O dia em que descobri que tinha superpoderes, por Nicolas Rouquette
O dia em que eu descobri que tinha superpoderesÉ essencial contar minha história antes do dia em que descobri que tinha superpoderes.Tentarei ser sucinto ;sei que sou prolixo. Problema de línguas. Quando pequeno, há mais de um século, vivia com meus oito irmãos na fazenda, perto do canavial e dos animais domésticos: galináceos, bovinos, eqüinos… Mamãe ocupada, de olho nas agregadas e no papai, ou fazendo e criando filhos. Nós, como Candide, vivíamos no melhor possível dos mundos: natureza nos cercando e um desfilar sem fim de preceptoras estrangeiras para nos educar. Encantavam-me as ovelhinhas, com suas tetas rosadas, cheias de leite quentinho. Lembravam-me os seios tenros, rosados, amplos das preceptoras, cujos mamilos também gostaria de … Elas me ensinaram sete línguas, os fundamentos da matemática, esta era uma preceptora feia, russa e comunista. Aprendi noções do direito básico; todos nós éramos advogados; condição sine qua non da família.
Fui para o Rio de Janeiro, onde papai mesmo estava indo para ajudar a re-escrever a primeira constituição da República. Fui ver uns conhecidos na diplomacia. Os exames, ferozes mas passei com louvor. A entrevista foi penosa: cinco diplomatas, me crivando de perguntas e me crivando com os olhos pela minha beleza juvenil… Saí da entrevista já com um posto mas totalmente crivado. Tudo pela pátria amada, idolatrada.

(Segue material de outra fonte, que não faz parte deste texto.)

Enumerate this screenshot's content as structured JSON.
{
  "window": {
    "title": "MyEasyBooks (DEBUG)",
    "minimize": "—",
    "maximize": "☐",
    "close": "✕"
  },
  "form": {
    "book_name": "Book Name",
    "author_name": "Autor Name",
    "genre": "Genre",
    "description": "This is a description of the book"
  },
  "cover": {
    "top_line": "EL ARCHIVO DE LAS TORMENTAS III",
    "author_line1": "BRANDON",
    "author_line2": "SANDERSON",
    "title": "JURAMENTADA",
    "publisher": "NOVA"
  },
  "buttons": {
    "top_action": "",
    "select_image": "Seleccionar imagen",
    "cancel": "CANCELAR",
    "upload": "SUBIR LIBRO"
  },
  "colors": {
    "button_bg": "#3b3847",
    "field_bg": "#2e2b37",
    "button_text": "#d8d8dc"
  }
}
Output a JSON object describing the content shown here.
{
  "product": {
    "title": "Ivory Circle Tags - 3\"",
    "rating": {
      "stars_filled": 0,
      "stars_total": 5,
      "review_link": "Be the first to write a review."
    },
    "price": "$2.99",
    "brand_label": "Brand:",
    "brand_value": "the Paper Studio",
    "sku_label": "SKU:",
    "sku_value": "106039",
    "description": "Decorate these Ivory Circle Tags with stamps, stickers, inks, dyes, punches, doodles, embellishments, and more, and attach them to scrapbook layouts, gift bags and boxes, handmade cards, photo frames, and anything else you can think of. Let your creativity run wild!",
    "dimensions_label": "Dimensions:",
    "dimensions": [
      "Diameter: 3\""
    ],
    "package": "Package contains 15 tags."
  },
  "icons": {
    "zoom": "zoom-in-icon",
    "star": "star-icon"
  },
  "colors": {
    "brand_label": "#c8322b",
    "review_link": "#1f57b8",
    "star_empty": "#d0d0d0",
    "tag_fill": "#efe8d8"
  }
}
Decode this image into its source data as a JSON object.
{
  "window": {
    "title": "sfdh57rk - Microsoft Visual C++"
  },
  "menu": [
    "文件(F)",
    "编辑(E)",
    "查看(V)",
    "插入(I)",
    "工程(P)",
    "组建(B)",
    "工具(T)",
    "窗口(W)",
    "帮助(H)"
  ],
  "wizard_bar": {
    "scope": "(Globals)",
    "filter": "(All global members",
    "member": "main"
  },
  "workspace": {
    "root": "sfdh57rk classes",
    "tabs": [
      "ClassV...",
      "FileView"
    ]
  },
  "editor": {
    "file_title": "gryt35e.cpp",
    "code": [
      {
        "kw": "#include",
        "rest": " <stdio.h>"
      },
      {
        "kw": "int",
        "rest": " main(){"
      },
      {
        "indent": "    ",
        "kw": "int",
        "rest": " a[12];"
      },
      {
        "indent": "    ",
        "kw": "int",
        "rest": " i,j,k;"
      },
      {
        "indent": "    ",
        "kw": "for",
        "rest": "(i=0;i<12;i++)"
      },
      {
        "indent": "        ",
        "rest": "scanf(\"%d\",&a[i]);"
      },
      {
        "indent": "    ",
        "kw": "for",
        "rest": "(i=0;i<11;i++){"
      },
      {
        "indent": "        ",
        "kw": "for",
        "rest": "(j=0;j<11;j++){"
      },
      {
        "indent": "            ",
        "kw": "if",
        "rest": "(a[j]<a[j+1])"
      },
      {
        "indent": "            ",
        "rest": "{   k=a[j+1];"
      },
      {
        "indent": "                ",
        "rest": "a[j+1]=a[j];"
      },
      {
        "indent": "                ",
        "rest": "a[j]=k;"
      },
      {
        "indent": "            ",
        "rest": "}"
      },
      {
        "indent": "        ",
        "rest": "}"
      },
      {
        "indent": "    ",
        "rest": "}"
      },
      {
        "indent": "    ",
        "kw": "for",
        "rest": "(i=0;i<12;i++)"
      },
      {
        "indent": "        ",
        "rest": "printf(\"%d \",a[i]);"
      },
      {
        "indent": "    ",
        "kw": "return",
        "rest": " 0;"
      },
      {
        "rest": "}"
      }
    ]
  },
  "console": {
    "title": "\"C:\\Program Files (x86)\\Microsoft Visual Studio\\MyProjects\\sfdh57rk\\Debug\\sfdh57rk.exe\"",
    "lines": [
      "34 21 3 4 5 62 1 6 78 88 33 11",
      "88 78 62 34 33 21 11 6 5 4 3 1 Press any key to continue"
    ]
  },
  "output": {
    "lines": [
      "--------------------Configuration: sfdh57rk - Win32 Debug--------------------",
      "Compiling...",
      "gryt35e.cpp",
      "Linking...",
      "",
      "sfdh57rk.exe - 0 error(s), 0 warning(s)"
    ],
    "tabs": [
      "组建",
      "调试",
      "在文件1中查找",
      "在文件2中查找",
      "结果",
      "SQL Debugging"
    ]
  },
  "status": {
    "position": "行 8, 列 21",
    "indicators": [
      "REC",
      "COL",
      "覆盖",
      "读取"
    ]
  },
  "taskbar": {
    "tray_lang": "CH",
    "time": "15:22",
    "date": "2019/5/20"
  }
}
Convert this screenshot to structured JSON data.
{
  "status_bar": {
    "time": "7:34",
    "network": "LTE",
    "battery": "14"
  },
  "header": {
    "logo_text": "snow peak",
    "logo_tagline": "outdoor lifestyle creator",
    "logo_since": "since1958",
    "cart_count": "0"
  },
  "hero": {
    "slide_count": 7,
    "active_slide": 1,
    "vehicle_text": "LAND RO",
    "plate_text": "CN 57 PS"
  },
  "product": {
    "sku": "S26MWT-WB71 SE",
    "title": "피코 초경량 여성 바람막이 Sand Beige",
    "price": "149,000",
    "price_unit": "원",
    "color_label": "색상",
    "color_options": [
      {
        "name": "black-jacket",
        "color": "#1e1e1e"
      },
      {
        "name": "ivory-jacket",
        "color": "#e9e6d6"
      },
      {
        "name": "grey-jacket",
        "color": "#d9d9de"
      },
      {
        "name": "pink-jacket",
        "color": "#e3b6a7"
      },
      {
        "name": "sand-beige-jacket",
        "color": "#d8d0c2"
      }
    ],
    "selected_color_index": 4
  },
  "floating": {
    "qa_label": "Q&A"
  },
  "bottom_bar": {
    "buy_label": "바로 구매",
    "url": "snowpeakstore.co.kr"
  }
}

Meu posto diplomático era no Alaska. A diplomacia brasileira achava importante fazer o país mais conhecido alhures. Qual a minha surpresa ao chegar e apresentar meu passaporte diplomático! -- Parlez vous français? –
--Bien sur mais je suis brésilien! Portugais, s’il vous plait!--
Não sei que entenderam os gringos. Caí no Canadá, seguindo flechas de direção duma cabana do consulado russo. É, realmente o português soa para muitos como o russo mas minha missão? Andei o mais rápido possível para a cabana. Meu peito se apertava, meu coração disparava. Prestes a desmaiar, cheguei.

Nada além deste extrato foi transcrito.